ETIA.data package
Submodules
ETIA.data.Dataset module
- class Dataset(filename=None, data_time_info=None, time_series=False, data=None, dataset_name=None)[source]
Bases:
objectA class for representing datasets and providing functionalities for loading, manipulating, and processing datasets.
- Parameters:
filename (str, optional) – The name of the CSV file containing the dataset. Default is None.
data_time_info (dict, optional) – Dictionary containing time-related information (lags, etc.). Default is None.
time_series (bool, optional) – Boolean indicating if the dataset is time series data. Default is False.
data (pd.DataFrame, optional) – A pandas DataFrame containing preloaded data (e.g., from AFS). Default is None.
dataset_name (str, optional) – The name of the dataset. If not provided, it defaults to ‘Preloaded Dataset’ or the filename.
- dataset_name
The name of the dataset.
- Type:
str
- data_time_info
Information related to time and lags in the dataset.
- Type:
dict
- time_series
Boolean flag indicating if the data is a time series dataset.
- Type:
bool
- n_lags
The number of time lags in the dataset.
- Type:
int
- data
The loaded dataset.
- Type:
pd.DataFrame
- data_type_info
Information on the types of variables in the dataset.
- Type:
dict
- data_type
General type of data (e.g., continuous, categorical).
- Type:
str
- data_general_info
General information about the dataset.
- Type:
dict
- processed_data
Data after processing (currently empty).
- Type:
dict
- annotations
Annotations on the dataset (optional).
- Type:
dict
- get_info()[source]
Returns all the general information of the dataset including type and time-related info.
- load_file(filename)[source]
Loads a new dataset from a CSV file.
- Parameters:
filename (str) – Name of the CSV file to load the dataset from.
- load_np_dataset(dataset, column_names)[source]

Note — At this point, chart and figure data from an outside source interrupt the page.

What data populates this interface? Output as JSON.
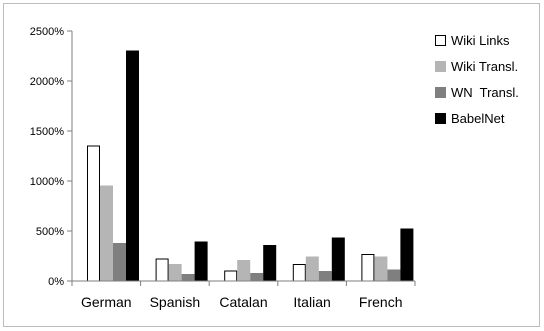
{
  "chart_data": {
    "type": "bar",
    "categories": [
      "German",
      "Spanish",
      "Catalan",
      "Italian",
      "French"
    ],
    "series": [
      {
        "name": "Wiki Links",
        "values": [
          1350,
          220,
          100,
          165,
          265
        ],
        "fill": "#ffffff",
        "stroke": "#000000"
      },
      {
        "name": "Wiki Transl.",
        "values": [
          950,
          165,
          205,
          240,
          240
        ],
        "fill": "#b5b5b5",
        "stroke": "#b5b5b5"
      },
      {
        "name": "WN  Transl.",
        "values": [
          375,
          65,
          75,
          95,
          110
        ],
        "fill": "#7f7f7f",
        "stroke": "#7f7f7f"
      },
      {
        "name": "BabelNet",
        "values": [
          2300,
          390,
          355,
          430,
          520
        ],
        "fill": "#000000",
        "stroke": "#000000"
      }
    ],
    "ylim": [
      0,
      2500
    ],
    "yticks": [
      0,
      500,
      1000,
      1500,
      2000,
      2500
    ],
    "ytick_labels": [
      "0%",
      "500%",
      "1000%",
      "1500%",
      "2000%",
      "2500%"
    ],
    "legend_position": "right",
    "grid": false
  }
}
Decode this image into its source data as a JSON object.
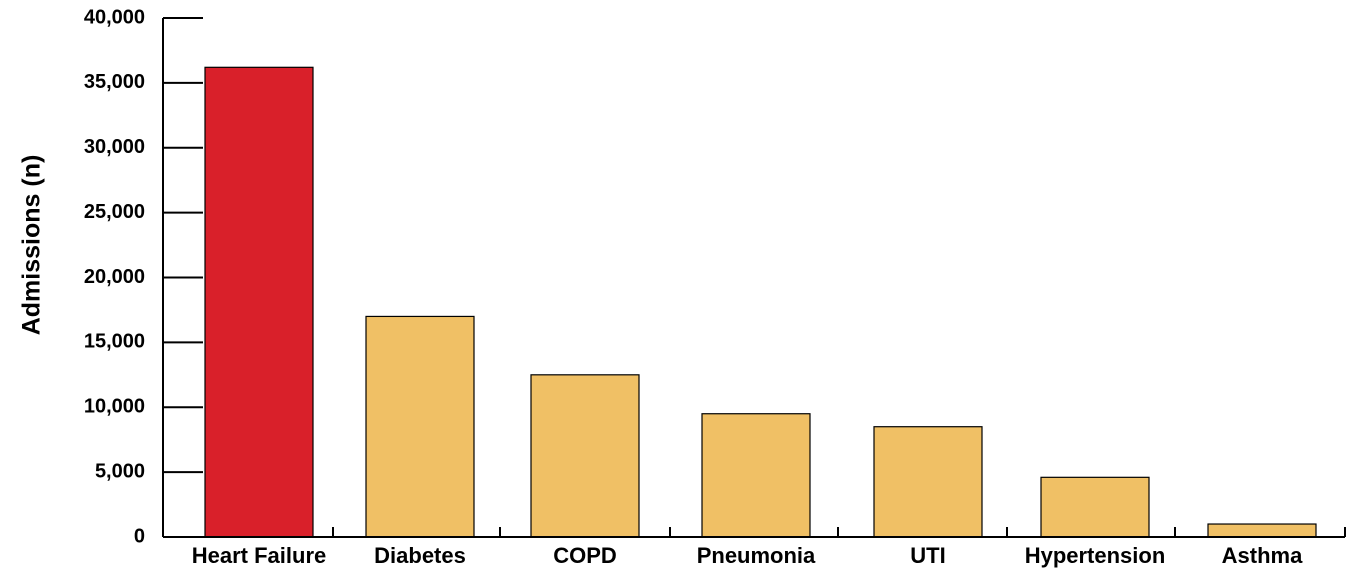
{
  "chart_data": {
    "type": "bar",
    "title": "",
    "xlabel": "",
    "ylabel": "Admissions (n)",
    "categories": [
      "Heart Failure",
      "Diabetes",
      "COPD",
      "Pneumonia",
      "UTI",
      "Hypertension",
      "Asthma"
    ],
    "values": [
      36200,
      17000,
      12500,
      9500,
      8500,
      4600,
      1000
    ],
    "ylim": [
      0,
      40000
    ],
    "yticks": [
      0,
      5000,
      10000,
      15000,
      20000,
      25000,
      30000,
      35000,
      40000
    ],
    "ytick_labels": [
      "0",
      "5,000",
      "10,000",
      "15,000",
      "20,000",
      "25,000",
      "30,000",
      "35,000",
      "40,000"
    ],
    "grid": false,
    "legend": "none",
    "colors": {
      "highlight": "#d9202a",
      "default": "#f0c065",
      "axis": "#000000"
    },
    "highlight_category": "Heart Failure"
  }
}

Loads a new dataset from a NumPy array.
- Parameters:
dataset (np.ndarray) – The dataset as a NumPy array.
column_names (list) – List of column names for the dataset.
- Raises:
TypeError – If the input is not a NumPy array.
- load_pd_dataset(dataset)[source]
Loads a new dataset from a pandas DataFrame.
- Parameters:
dataset (pd.DataFrame) – The dataset as a pandas DataFrame.
- Raises:
TypeError – If the input is not a pandas DataFrame.
- convert_to_time_lag(n_lags)[source]
Converts the dataset into time-lagged data.
- Parameters:
n_lags (int) – Number of time lags to add to the dataset.
- Returns:
The dataset with added time lags (if applicable).
- Return type:
pd.DataFrame
- get_dataset()[source]
Returns the dataset stored in the Dataset instance.
- Returns:
The loaded dataset.
- Return type:
pd.DataFrame
- get_data_type_info()[source]
Returns the data type information of the dataset.
- Returns:
A dictionary containing information about the variable types in the dataset.
- Return type:
dict
- get_data_time_info()[source]
Returns the time-related information of the dataset.
- Returns:
A dictionary containing time-related information such as lags and whether the dataset is time-lagged.
- Return type:
dict
- get_info()[source]
Returns general information about the dataset, including data types and time-related information.
- Returns:
A dictionary containing: - data_type_info: Information about variable types in the dataset. - data_time_info: Time-related information about the dataset. - data_type: General type of data (e.g., continuous, categorical). - data_general_info: General information about the dataset. - dataset_name: The name of the dataset.
- Return type:
dict
ETIA.data.utils module
- class DataTypes(value)[source]
Bases:
EnumAn enumeration.
- CONTINUOUS = 1
- DISCRETE = 2
- MIXED = 3
- GRAPH = 4
- COVARIANCE = 5
- ALL = 6
- var_types_and_categorical_encoding(data, unique_val_thr=5)[source]
Returns information about the data type (continuous or categorical) of each column in data. :param data: pandas array with possible nan values, str, int, floats and objects :param unique_val_thr: int value to
- Returns:
- numpy array with two columns :
1st column has the names of the variables and the 2nd column has the information ‘continuous’ or ‘catagorical’
- Return type:
data_type_info